Pengiriman uang juga tergantung pada ketersediaan uang tunai di kantor cabang penerima.
"Kami harus menelepon cabang lain untuk memeriksa apakah mereka memiliki cukup uang untuk membayar transfer", kata Tun Tun.
Ekonomi terjun bebas
Mata uang Kyat Myanmar telah melemah terhadap dolar AS lebih dari 20% sejak kudeta pada Februari.
Kehadiran masyarakat Yangon dikonter pertukaran uang asing dilaporkan melemah lebih dari 40%.
Saat ini masyarakat lebih suka menyimpan uang mereka dalam dolar atau membeli emas. Harga emas mencatat rekor baru setiap bulan sejak Februari.
Investasi pisang
Jenderal Min Aung Hlaing, telah berulang kali berbicara tentang niatnya untuk meningkatkan ekonomi.
Salah satu ide besarnya adalah mendorong masyarakat menanam pisang.
Dalam sidang dewan militer pada Juni, sang jenderal mendorong warganya agar menanam pisang Bluggoe perak dengan tujuan diekspor.
Pemimpin militer sebelumnya, Jenderal Than Shwe, juga mencoba proyek serupa supaya warga menanam jarak untuk menghasilkan minyak jarak, namun rencana itu berakhir dengan kegagalan.
Dibandingkan itu, menggenjot perkebunan pisang terdengar lebih realistis.

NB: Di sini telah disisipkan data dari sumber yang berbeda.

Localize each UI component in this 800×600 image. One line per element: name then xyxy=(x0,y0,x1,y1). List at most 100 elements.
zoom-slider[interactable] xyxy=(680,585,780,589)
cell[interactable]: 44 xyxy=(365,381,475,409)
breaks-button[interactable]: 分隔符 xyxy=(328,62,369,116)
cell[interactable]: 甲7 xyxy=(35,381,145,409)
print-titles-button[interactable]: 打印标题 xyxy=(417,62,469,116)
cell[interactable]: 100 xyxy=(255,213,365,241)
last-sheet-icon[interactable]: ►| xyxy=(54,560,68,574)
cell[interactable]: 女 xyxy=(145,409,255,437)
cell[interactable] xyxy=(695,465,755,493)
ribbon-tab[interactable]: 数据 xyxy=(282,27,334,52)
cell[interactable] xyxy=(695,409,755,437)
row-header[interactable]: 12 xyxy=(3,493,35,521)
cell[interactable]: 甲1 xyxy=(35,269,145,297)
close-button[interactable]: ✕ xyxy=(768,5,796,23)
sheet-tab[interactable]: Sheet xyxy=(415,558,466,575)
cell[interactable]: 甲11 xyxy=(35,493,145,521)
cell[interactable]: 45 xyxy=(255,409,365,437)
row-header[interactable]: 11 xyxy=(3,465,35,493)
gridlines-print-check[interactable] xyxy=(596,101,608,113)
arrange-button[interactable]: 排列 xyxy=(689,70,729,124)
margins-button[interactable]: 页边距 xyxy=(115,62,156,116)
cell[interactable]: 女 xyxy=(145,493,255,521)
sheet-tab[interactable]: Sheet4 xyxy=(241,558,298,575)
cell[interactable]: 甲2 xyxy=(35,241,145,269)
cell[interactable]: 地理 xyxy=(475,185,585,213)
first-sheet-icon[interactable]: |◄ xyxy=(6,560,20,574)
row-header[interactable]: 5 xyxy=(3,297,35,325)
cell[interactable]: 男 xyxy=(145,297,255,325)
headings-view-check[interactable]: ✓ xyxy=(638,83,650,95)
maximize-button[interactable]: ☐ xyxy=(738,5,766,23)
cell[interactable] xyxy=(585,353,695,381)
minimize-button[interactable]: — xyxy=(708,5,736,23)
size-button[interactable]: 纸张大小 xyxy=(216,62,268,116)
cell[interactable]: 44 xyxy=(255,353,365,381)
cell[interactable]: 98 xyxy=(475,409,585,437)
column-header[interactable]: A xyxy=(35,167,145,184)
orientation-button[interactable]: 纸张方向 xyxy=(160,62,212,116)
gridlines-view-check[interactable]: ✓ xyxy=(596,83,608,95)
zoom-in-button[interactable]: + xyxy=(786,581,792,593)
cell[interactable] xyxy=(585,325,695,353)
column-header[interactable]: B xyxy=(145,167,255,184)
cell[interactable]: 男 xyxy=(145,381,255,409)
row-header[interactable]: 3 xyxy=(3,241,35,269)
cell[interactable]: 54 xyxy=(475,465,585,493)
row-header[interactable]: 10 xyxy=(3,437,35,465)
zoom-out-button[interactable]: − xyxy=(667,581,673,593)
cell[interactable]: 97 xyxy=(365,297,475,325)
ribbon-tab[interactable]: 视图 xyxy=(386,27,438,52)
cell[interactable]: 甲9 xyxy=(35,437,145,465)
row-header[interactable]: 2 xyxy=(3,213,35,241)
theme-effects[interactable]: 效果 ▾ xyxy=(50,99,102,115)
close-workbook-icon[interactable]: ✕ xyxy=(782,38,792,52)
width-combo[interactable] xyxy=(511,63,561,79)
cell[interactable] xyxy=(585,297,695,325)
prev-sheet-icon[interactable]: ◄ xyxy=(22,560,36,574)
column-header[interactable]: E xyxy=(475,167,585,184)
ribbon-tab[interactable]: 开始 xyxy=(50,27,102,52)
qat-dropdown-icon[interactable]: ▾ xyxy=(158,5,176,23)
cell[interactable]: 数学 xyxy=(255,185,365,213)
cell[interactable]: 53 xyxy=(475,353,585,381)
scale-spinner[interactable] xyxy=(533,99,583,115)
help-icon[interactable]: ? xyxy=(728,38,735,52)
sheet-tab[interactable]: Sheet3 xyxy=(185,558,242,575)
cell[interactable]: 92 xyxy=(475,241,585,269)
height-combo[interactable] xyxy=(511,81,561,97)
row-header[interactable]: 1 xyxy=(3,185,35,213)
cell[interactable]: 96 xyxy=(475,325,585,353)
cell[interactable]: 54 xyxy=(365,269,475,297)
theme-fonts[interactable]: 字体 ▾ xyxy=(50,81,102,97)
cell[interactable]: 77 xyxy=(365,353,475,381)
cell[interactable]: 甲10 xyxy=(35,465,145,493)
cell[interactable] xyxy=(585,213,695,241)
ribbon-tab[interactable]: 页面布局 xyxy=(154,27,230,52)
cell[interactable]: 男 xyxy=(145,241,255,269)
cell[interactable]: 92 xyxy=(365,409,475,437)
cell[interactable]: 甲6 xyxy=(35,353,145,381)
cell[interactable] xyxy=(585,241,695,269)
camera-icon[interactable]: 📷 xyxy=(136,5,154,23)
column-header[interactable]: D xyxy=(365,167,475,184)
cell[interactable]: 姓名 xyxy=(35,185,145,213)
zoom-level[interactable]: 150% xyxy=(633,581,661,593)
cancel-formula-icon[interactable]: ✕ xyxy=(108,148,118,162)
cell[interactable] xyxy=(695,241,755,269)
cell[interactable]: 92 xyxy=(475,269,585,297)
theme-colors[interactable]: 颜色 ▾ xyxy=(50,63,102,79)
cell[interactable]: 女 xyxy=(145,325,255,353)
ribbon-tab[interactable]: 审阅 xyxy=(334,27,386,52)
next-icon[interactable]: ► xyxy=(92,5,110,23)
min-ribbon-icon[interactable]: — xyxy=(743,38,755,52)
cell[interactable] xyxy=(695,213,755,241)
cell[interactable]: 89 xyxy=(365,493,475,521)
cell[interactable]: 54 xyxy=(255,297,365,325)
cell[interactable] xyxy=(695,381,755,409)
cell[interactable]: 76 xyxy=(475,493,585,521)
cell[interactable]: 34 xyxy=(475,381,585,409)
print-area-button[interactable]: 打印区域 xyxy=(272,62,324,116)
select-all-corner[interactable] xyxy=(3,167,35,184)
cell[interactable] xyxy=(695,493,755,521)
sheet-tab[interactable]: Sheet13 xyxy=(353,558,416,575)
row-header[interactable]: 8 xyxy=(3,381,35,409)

Investor China telah berinvestasi di perkebunan pisang di Negara Bagian Kachin selama bertahun-tahun.
Namun, tidak mungkin memberi makan jutaan orang yang kesulitan untuk mendapatkan jatah makan berikutnya.
Sejak Mei, program Pangan Dunia (World Food Program) telah menyediakan makanan bagi 800.000 orang yang hidup rentan di pinggiran Yangon.
Namun badan tersebut mengatakan membutuhkan setidaknya US$86 juta (Rp1,2 triliun lebih) untuk memberikan bantuan makanan selama enam bulan kepada 3,3 juta orang yang sekarang membutuhkannya.